By-election in New South Wales, Australia

A by-election was held for the New South Wales Legislative Assembly electorate of West Sydney on 30 October 1863 because Geoffrey Eagar had been appointed Colonial Treasurer in the first Martin ministry. Such ministerial by-elections were usually uncontested and on this occasion, Peter Faucett (Yass), William Forster (East Sydney) and Arthur Holroyd (Parramatta) were unopposed. The other minister Bowie Wilson (Goldfields South) was easily re-elected, with more than 90% of the vote. James Martin had replaced Charles Cowper as Premier and Charles Cowper Jr. resigned his seat of The Tumut to challenge Martin at the Orange by-election. While defeated, Martin promptly returned to parliament, winning the by-election for The Tumut, the seat vacated by Charles Cowper Jr.

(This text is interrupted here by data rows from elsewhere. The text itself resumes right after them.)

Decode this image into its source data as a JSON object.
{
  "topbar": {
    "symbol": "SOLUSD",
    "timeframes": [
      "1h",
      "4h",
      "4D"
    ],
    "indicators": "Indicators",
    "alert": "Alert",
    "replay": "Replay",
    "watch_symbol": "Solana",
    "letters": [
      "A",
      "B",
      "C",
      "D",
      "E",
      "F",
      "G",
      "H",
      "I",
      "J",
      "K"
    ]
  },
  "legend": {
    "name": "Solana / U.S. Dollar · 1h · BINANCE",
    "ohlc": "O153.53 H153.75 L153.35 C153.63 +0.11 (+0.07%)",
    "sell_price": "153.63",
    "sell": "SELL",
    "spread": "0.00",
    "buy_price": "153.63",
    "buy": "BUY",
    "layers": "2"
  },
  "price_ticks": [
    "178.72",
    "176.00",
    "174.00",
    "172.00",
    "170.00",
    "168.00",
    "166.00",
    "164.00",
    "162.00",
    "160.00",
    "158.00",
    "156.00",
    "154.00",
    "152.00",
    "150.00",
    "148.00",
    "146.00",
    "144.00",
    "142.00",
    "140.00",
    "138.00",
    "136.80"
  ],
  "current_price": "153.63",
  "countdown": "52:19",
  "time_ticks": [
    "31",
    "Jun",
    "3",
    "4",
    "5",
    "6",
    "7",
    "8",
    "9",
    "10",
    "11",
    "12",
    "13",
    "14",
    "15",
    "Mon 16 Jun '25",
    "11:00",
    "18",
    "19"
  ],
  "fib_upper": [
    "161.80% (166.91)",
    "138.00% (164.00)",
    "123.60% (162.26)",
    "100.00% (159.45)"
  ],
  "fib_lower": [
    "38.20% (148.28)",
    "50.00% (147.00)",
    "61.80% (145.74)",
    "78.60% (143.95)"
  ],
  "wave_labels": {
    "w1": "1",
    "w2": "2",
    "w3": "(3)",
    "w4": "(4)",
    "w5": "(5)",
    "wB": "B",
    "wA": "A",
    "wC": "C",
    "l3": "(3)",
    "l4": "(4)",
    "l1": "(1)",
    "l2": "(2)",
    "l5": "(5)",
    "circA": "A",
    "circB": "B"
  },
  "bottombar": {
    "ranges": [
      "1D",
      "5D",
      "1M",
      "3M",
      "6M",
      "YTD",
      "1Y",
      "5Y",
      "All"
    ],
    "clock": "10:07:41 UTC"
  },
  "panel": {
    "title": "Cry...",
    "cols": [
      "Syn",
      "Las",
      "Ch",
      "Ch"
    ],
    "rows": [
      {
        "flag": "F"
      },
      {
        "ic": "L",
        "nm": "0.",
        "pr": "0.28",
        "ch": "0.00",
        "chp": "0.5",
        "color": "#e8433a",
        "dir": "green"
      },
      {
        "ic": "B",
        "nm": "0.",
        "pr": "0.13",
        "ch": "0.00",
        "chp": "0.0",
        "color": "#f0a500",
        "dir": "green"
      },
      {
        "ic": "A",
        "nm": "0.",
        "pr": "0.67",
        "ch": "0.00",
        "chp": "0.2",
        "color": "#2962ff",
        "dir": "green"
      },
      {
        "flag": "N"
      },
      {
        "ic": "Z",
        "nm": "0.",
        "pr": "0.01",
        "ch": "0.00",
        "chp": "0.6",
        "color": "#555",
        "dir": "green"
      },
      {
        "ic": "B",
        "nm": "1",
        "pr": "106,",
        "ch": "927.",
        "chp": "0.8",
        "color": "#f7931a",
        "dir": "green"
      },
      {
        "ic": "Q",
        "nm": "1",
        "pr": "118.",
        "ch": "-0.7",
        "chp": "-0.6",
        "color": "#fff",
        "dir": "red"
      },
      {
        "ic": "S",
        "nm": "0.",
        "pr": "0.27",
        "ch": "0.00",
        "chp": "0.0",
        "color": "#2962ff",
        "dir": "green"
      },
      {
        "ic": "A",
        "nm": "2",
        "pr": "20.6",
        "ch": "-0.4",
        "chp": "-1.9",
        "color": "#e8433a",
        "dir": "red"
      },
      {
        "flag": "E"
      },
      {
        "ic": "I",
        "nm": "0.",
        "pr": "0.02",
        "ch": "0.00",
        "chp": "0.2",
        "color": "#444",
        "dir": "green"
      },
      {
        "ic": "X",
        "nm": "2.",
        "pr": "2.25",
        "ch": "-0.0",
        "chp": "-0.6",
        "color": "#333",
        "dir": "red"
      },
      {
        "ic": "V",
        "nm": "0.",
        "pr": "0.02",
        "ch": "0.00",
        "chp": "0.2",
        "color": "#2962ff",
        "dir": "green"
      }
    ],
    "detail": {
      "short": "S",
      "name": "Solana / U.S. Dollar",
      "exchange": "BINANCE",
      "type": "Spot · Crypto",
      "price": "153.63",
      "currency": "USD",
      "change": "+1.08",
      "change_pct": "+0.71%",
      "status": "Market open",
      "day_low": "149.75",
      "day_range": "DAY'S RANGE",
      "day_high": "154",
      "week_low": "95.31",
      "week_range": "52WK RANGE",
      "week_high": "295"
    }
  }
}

Jabex Bunting was a one time candidate. At the declaration of the Poll Eager attributed Bunting's opposition to personal animosity because of a dispute about a claim for expenses of £2 said to have been incurred in the election in January 1863.

==Dates==

| Date | Event |
|---|---|
| 16 October 1863 | Geoffrey Eagar appointed Colonial Treasurer. |
| 20 October 1863 | Writ of election issued by the Speaker of the Legislative Assembly. |
| 29 October 1863 | Nominations. |
| 30 October 1863 | Polling day |
| 4 November 1863 | Return of writ |

==Result==

October 1863 West Sydney by-election Friday 30 October
| Candidate |  | Votes | % |
|---|---|---|---|
| Geoffrey Eagar (re-elected) |  | 883 | 95.9 |
| Jabez Bunting |  | 38 | 4.1 |
| Total formal votes |  | 921 | 100.0 |
| Informal votes |  | 0 | 0.0 |
| Turnout |  | 921 | 12.9 |

Geoffrey Eagar had been appointed Colonial Treasurer in the first Martin ministry.